Intelligence reports started coming in on Tuesday. J-Man, it was reported, had officially declared he had his first girlfriend. I could feel the gray hairs meeting on the top of my head, reminding each other that they’d be having new neighbors really soon.

Now, I would have loved to talk to him about it, but I wanted him to tell me first. And, I didn’t want to be too snoopy, at least not this soon.

This morning, we are driving to school and he says, “I know you know.”

We went round and round about what I knew and when I knew it. Then, I unloaded his bike from the back of the car. I said, “I was waiting for you to tell me.” He said, “You didn’t ask.” I forgot about the requisite parental privacy invasion clause in my contract.

After many half-ass attempts to talk to these kids over the years, I’ve hit upon a couple of sure-fire methods. With the boys it’s go for a ride in the car. They don’t have to look at you, but are in proximity, so they got the “Mom loves you vibe.”

With Em, the best method is to sit right across from each other, maybe even holding hands—or touching in some way, like having my arms draped over her with foreheads touching.

I sensed he wanted to talk about it, but didn’t see that we’d be alone in the car anytime soon, so I did a J-Man. He likes to talk by e-mailing me from six feet above me in the loft. So, what did I do? I called him on the phone.

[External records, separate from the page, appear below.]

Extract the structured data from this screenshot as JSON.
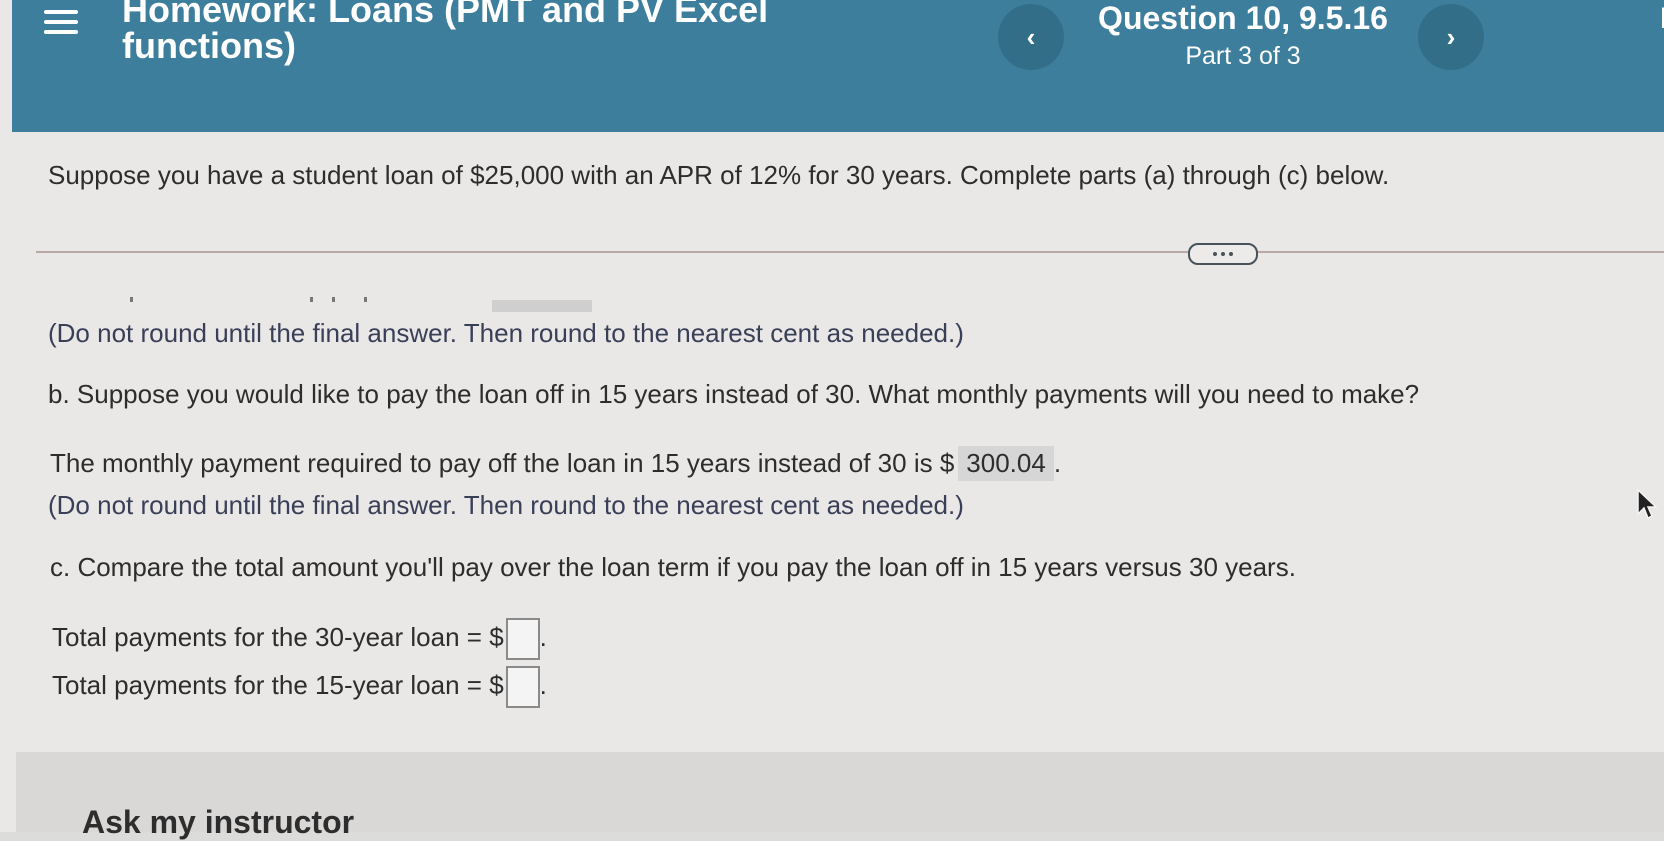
{
  "header": {
    "title": "Homework: Loans (PMT and PV Excel functions)",
    "question": "Question 10, 9.5.16",
    "part": "Part 3 of 3",
    "prev_label": "‹",
    "next_label": "›",
    "edge_letter": "H",
    "menu_icon": "hamburger-menu-icon"
  },
  "colors": {
    "header_bg": "#3d7e9c",
    "nav_button_bg": "#336e89",
    "page_bg": "#e9e8e6"
  },
  "problem": {
    "intro": "Suppose you have a student loan of $25,000 with an APR of 12% for 30 years. Complete parts (a) through (c) below.",
    "note_a": "(Do not round until the final answer. Then round to the nearest cent as needed.)",
    "part_b_question": "b. Suppose you would like to pay the loan off in 15 years instead of 30. What monthly payments will you need to make?",
    "part_b_answer_prefix": "The monthly payment required to pay off the loan in 15 years instead of 30 is $",
    "part_b_answer_value": "300.04",
    "part_b_answer_suffix": ".",
    "note_b": "(Do not round until the final answer. Then round to the nearest cent as needed.)",
    "part_c_question": "c. Compare the total amount you'll pay over the loan term if you pay the loan off in 15 years  versus 30 years.",
    "total_30_label": "Total payments for the 30-year loan = $",
    "total_30_value": "",
    "total_15_label": "Total payments for the 15-year loan = $",
    "total_15_value": "",
    "period": "."
  },
  "footer": {
    "ask_instructor": "Ask my instructor"
  }
}
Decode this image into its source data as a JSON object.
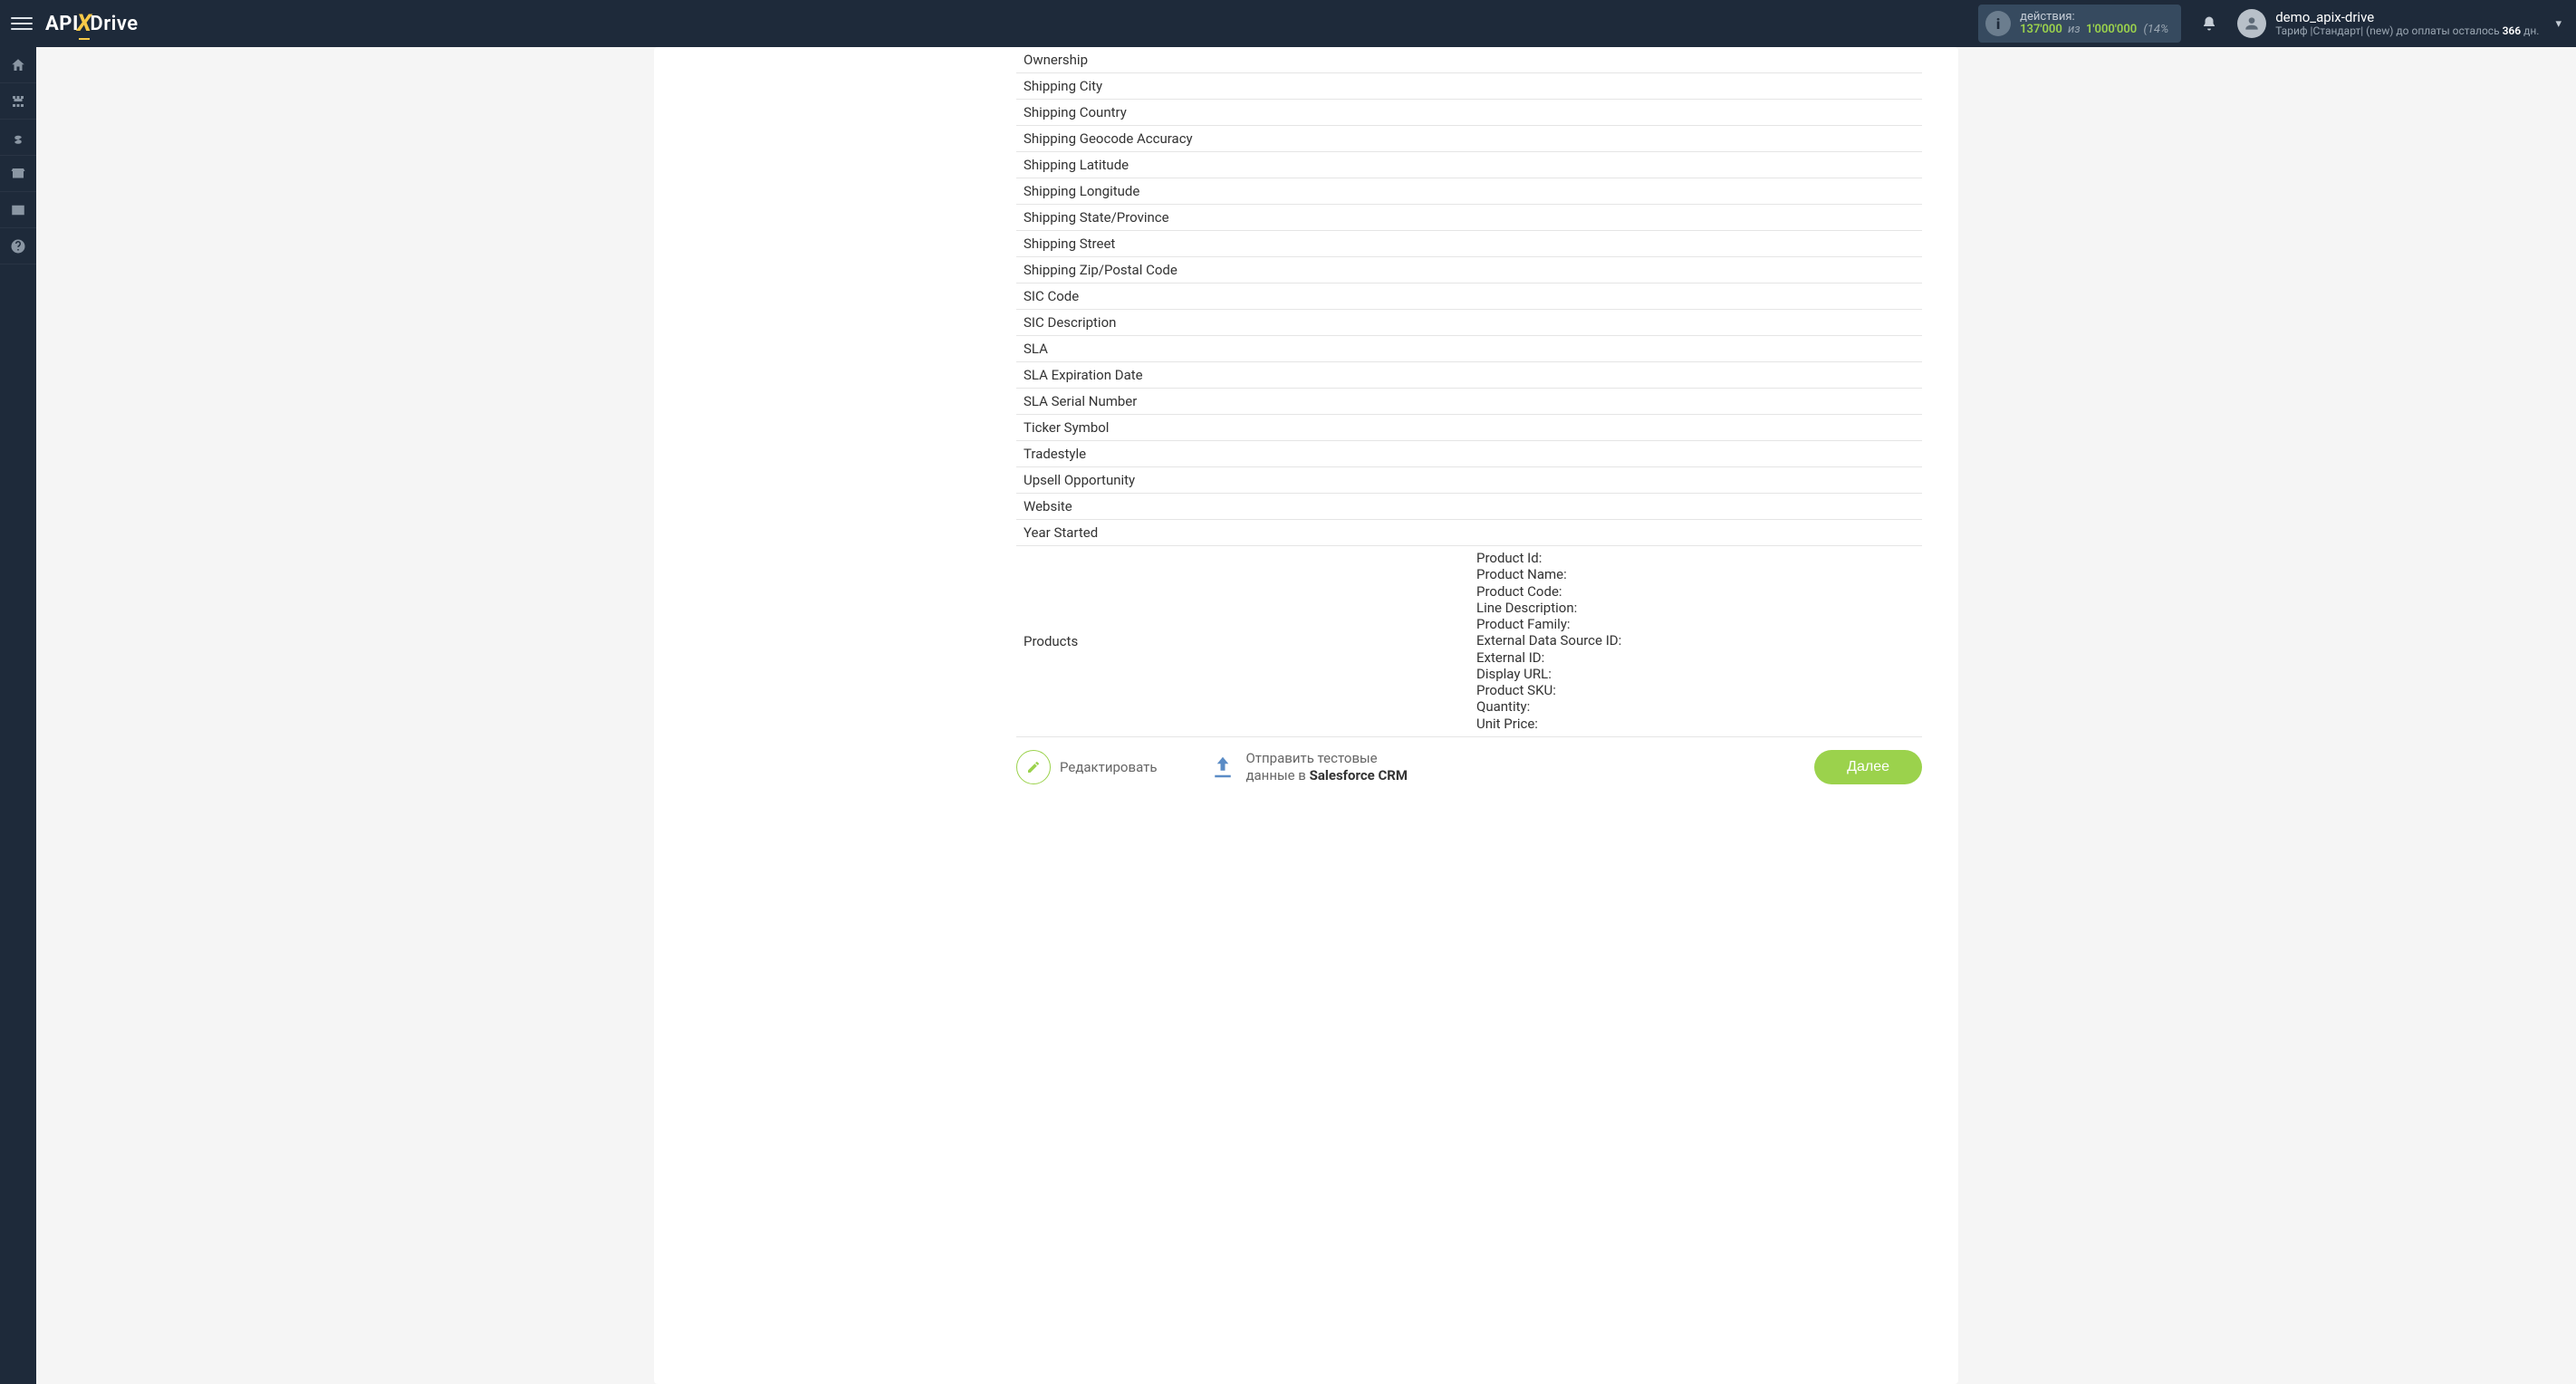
{
  "header": {
    "actions": {
      "label": "действия:",
      "used": "137'000",
      "of": "из",
      "total": "1'000'000",
      "pct": "(14%"
    },
    "user": {
      "name": "demo_apix-drive",
      "tariff_prefix": "Тариф |Стандарт| (new) до оплаты осталось ",
      "days": "366",
      "days_suffix": " дн."
    }
  },
  "fields": [
    "Ownership",
    "Shipping City",
    "Shipping Country",
    "Shipping Geocode Accuracy",
    "Shipping Latitude",
    "Shipping Longitude",
    "Shipping State/Province",
    "Shipping Street",
    "Shipping Zip/Postal Code",
    "SIC Code",
    "SIC Description",
    "SLA",
    "SLA Expiration Date",
    "SLA Serial Number",
    "Ticker Symbol",
    "Tradestyle",
    "Upsell Opportunity",
    "Website",
    "Year Started"
  ],
  "products_label": "Products",
  "products_lines": [
    "Product Id:",
    "Product Name:",
    "Product Code:",
    "Line Description:",
    "Product Family:",
    "External Data Source ID:",
    "External ID:",
    "Display URL:",
    "Product SKU:",
    "Quantity:",
    "Unit Price:"
  ],
  "footer": {
    "edit_label": "Редактировать",
    "send_line1": "Отправить тестовые",
    "send_line2_prefix": "данные в ",
    "send_line2_bold": "Salesforce CRM",
    "next_label": "Далее"
  }
}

He called me doing so, “random.” I had all kinds of things running through my head.

 

HAH:                So, do you want to tell me about this girlfriend? [Please, don’t let her be 35 and one of your teachers]

J-Man:             Her name is *Suzy* [Ah, a name I recognize—one of his GATE

                        friends]

HAH:                She was at the basketball game Saturday?

J-Man:             Yup. [You seemed a little eager to spend an entire afternoon with just sweaty teenage boys]

HAH:                So, what does it mean to be a boyfriend? [Don’t you dare say you hope to get your own stable going to make a little spending money.]

J-Man:             What do you mean?  It means what you think it means. [Son, you don’t know what I think it could mean]

HAH:                It means all kinds of things to different people, how does it look

                        to you?

J-Man:             I dunno.  [Long, close, slow dances and liplocks have no place

                        in there, right?]

HAH:                Will you be going out on dates, just the two of you?

J-Man:             No, her parents are strict; I don’t think they’ll let her. [Thank you parents of *Suzy*]

HAH:                So, you’ll be doing the group get-together thing? [Damn right!]

J-Man:             Yes.

HAH:                I think we’ll be revisiting the safe sex talk though, okay?

J-Man:             Yes.  [At least he didn’t say, “too late.”]


We talk about sex frequently – the physiological mechanics, the emotional consequences, and the way to behave and treat your partner if you do decide you’re going to have sex. I don’t condone having sex young. I’d like them to wait. They know that too. If you ask any of them when they are allowed to get married or make me a grandma, they’ll, by rote, say, “I’ll be at least 25 years old and have an education and a j-o-b.” Kind of a family joke, but the idea behind it is sincerely and deeply meant. I want them to get a start in life and not be tied down by the aftermath of having sex early or starting a family or being forced to make a choice about abortion or adoption. There are more condoms laying around all over this house than in some 3rd world nations.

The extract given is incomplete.